Using the COVID-19 lockdown to identify atmospheric processes and meteorology influences on regional PM2.5 pollution episodes in the Beijing-Tianjin-Hebei, China

A major tool for curtailing the spread of COVID-19 pandemic in China was a nationwide lockdown implemented by the Chinese authorities, which also led to significant reductions in anthropogenic emissions and fine particulate matter (PM2.5) concentrations. However, the lockdown measures did not prevent high PM2.5 pollution episodes (EPs). Three severe EPs were identified in the Beijing-Tianjin-Hebei (BTH) region during the lockdown. The integrated process rate (IPR) analysis tool in the Community Multiscale Air Quality (CMAQ) model was employed to identify and quantify the contributions of individual atmospheric processes to PM2.5 formation during the EPs in four representative cities (Beijing, Tianjin, Shijiazhuang, and Baoding) of the BTH. The influence of meteorological conditions on the accumulation and dispersion of PM2.5 during the EPs was also elucidated.
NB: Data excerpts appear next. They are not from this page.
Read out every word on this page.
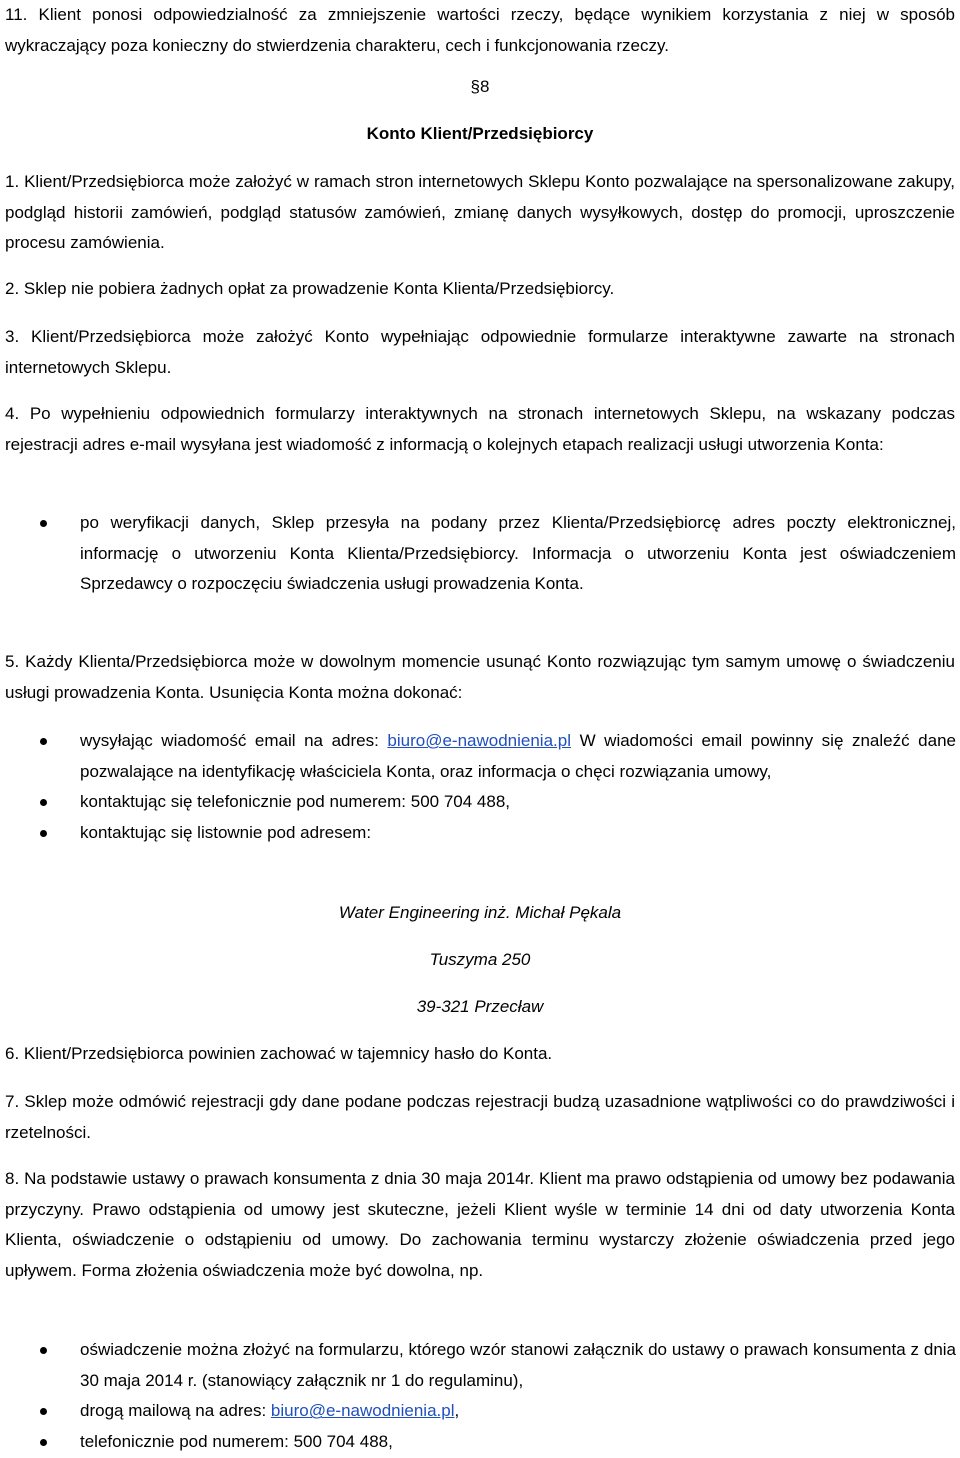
11. Klient ponosi odpowiedzialność za zmniejszenie wartości rzeczy, będące wynikiem korzystania z niej w sposób wykraczający poza konieczny do stwierdzenia charakteru, cech i funkcjonowania rzeczy.

§8

Konto Klient/Przedsiębiorcy

1. Klient/Przedsiębiorca może założyć w ramach stron internetowych Sklepu Konto pozwalające na spersonalizowane zakupy, podgląd historii zamówień, podgląd statusów zamówień, zmianę danych wysyłkowych, dostęp do promocji, uproszczenie procesu zamówienia.

2. Sklep nie pobiera żadnych opłat za prowadzenie Konta Klienta/Przedsiębiorcy.

3. Klient/Przedsiębiorca może założyć Konto wypełniając odpowiednie formularze interaktywne zawarte na stronach internetowych Sklepu.

4. Po wypełnieniu odpowiednich formularzy interaktywnych na stronach internetowych Sklepu, na wskazany podczas rejestracji adres e-mail wysyłana jest wiadomość z informacją o kolejnych etapach realizacji usługi utworzenia Konta:

po weryfikacji danych, Sklep przesyła na podany przez Klienta/Przedsiębiorcę adres poczty elektronicznej, informację o utworzeniu Konta Klienta/Przedsiębiorcy. Informacja o utworzeniu Konta jest oświadczeniem Sprzedawcy o rozpoczęciu świadczenia usługi prowadzenia Konta.

5. Każdy Klienta/Przedsiębiorca może w dowolnym momencie usunąć Konto rozwiązując tym samym umowę o świadczeniu usługi prowadzenia Konta. Usunięcia Konta można dokonać:

wysyłając wiadomość email na adres: biuro@e-nawodnienia.pl W wiadomości email powinny się znaleźć dane pozwalające na identyfikację właściciela Konta, oraz informacja o chęci rozwiązania umowy,
kontaktując się telefonicznie pod numerem: 500 704 488,
kontaktując się listownie pod adresem:

Water Engineering inż. Michał Pękala

Tuszyma 250

39-321 Przecław

6. Klient/Przedsiębiorca powinien zachować w tajemnicy hasło do Konta.

7. Sklep może odmówić rejestracji gdy dane podane podczas rejestracji budzą uzasadnione wątpliwości co do prawdziwości i rzetelności.

8. Na podstawie ustawy o prawach konsumenta z dnia 30 maja 2014r. Klient ma prawo odstąpienia od umowy bez podawania przyczyny. Prawo odstąpienia od umowy jest skuteczne, jeżeli Klient wyśle w terminie 14 dni od daty utworzenia Konta Klienta, oświadczenie o odstąpieniu od umowy. Do zachowania terminu wystarczy złożenie oświadczenia przed jego upływem. Forma złożenia oświadczenia może być dowolna, np.

oświadczenie można złożyć na formularzu, którego wzór stanowi załącznik do ustawy o prawach konsumenta z dnia 30 maja 2014 r. (stanowiący załącznik nr 1 do regulaminu),
drogą mailową na adres: biuro@e-nawodnienia.pl,
telefonicznie pod numerem: 500 704 488,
The results of the IPR showed that emissions and aerosol processes were the dominant sources of net surface PM2.5 in Beijing and Tianjin, constituting a total of 86.2% and 92.9%, respectively, while emissions, horizontal transport, and aerosol processes dominated the net surface PM2.5 formation in Shijiazhuang and Baoding. In addition, the three pollution episodes in Beijing and Tianjin were primarily driven by local emissions, while the pollution events in Shijiazhuang and Baoding were attributed to the combined local emissions and regional transport. Also, the EPs were driven by low planetary boundary layer heights, low vertical export of PM2.5 from the boundary layer to the free troposphere, and substantial horizontal import, especially in Shijiazhuang and Baoding. Furthermore, the elevated PM2.5 concentrations during the EPs were greatly enhanced by unfavorable meteorological conditions, with the first two EPs being characterized with low ventilation coefficient (VC) values in the four representative cities. This study improves the understanding of buildup of PM2.5 during the pollution episodes, and the results provide insights for designing more effective emissions control strategies to mitigate future PM2.5 pollution episodes.